Conte ha quindi fatto cenno alle manovre in Libia di potenze europee alleate dell’Italia – senza indicare apertamente l’Eliseo -, affermando che «la crisi è il frutto di debolezze strutturali endogene e anche, però, di influenze esterne».

Sono in atto inoltre pericolosi sviluppi in Algeria e nel quadrante mediorientale, «il governo italiano è impegnato in missioni diplomatiche tese al rafforzamento del dialogo con i principali stake holder internazionali e i maggiori attori in Libia». Conte ha incluso gli Usa: «Pompeo in un comunicato ha espresso preoccupazione per l’offensiva di Haftar. Dunque è urgente il confronto politico e una chiara e forte coesione internazionale in suo sostegno».

Egli ha poi aggiunto che «la tempistica degli scontri induce a pensare che processo politico avviato sia sulla strada giusta, dunque va recuperato, dato che non ci sono interessi economici o geopolitici che possano giustificare il rischio di un conflitto e di una guerra civile. Il piano da seguire è quello Onu, che punta alle elezioni in tempi rapidi».

Tra le repliche al capo del Governo quella dell’onorevole Paolo Gentiloni Silveri, che nel recente passato ha ricoperto le cariche di Ministro degli Affari Esteri e di Presidente del Consiglio dei ministri. «La questione è di importanza cruciale per il nostro Paese – ha affermato il parlamentare del Pd -, si tratta di una grande priorità, poiché esiste il rischio di una catastrofe umanitaria».  Gentiloni ha poi aggiunto quali potrebbero essere le conseguenze di una recrudescenza del conflitto: Tripoli, città di oltre due milioni di abitanti, verrebbe investita da una guerra casa per casa; i confini con la Tunisia diverrebbero ancor più permeabili, con la possibilità per i terroristi islamisti di attraversare con maggiore facilità il confine; infine gli interessi energetici italiani in Libia e quelli relativi ai flussi migratori.  «L’intesa che raggiunsi con al-Serraj nel 2017 – ha concluso Gentiloni – permise una drastica riduzione dei flussi di migranti verso l’Italia», ma la guerra genererebbe conseguenze molto serie sui flussi, poiché si moltiplicherebbero gli aventi diritto ad asilo per ragioni umanitarie. «L’interesse nazionale – ha concluso Gentiloni – in questo momento si difende in Libia, non eccitando gli animi a Casalbruciato o incontrando i gilet gialli a Parigi.

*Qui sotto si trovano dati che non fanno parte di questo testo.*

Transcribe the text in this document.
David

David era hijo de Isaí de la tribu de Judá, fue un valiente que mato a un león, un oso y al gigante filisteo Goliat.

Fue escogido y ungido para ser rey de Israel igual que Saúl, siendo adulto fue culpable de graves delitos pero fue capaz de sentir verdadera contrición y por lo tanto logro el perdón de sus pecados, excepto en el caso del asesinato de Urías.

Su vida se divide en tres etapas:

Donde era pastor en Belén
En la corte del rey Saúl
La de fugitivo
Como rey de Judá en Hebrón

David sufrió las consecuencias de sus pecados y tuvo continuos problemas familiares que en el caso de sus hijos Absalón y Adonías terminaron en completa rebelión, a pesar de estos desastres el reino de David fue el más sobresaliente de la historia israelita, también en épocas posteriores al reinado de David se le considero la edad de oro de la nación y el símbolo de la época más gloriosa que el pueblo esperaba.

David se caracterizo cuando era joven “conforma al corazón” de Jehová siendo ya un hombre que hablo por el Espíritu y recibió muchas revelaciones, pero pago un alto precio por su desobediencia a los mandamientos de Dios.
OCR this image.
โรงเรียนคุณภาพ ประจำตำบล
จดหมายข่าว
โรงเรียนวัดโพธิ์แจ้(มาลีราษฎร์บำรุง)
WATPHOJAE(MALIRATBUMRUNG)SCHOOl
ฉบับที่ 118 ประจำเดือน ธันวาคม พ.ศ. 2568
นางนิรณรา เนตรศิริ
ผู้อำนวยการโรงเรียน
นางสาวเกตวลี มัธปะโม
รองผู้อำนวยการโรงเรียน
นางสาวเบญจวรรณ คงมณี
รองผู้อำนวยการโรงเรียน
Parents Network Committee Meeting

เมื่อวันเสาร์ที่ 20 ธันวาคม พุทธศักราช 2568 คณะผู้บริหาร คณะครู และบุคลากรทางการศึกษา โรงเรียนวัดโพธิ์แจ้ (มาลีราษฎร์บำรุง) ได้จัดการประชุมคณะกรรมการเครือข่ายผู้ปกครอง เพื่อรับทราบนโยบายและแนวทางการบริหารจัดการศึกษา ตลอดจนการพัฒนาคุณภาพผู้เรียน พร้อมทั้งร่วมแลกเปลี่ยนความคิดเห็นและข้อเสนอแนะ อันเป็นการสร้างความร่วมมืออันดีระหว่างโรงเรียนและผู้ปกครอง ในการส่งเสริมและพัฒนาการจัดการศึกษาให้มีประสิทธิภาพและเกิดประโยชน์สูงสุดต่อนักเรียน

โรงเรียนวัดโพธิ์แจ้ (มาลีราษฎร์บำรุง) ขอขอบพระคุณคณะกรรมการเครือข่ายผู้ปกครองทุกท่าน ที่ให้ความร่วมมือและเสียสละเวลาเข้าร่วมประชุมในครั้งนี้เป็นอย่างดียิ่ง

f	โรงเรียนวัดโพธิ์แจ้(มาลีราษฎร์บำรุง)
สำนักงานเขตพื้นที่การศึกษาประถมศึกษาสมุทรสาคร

Dopo due o tre anni di equilibrio ora la situazione si sta sgretolando, tuttavia è ancora possibile fermare il disastro. L’italia non deve avallare la guerra di Haftar, né in pubblico né dietro le quinte, però può recuperare un ruolo all’Onu e recuperare la collaborazione degli Usa, poiché senza Washington non si può svolgere un ruolo. In secondo luogo abbiamo bisogno dell’Unione europea per costruire una cornice comune dove i diversi interessi nazionali possano venire racchiusi lì e composti. Infine dobbiamo rassicurare i nostri vicini, perché di una guerra per procura la vittima sarebbe solo il popolo libico. Non siamo mai stati così isolati in Europa e nel Mediterraneo, bisogna cambiare rotta finché si è in tempo».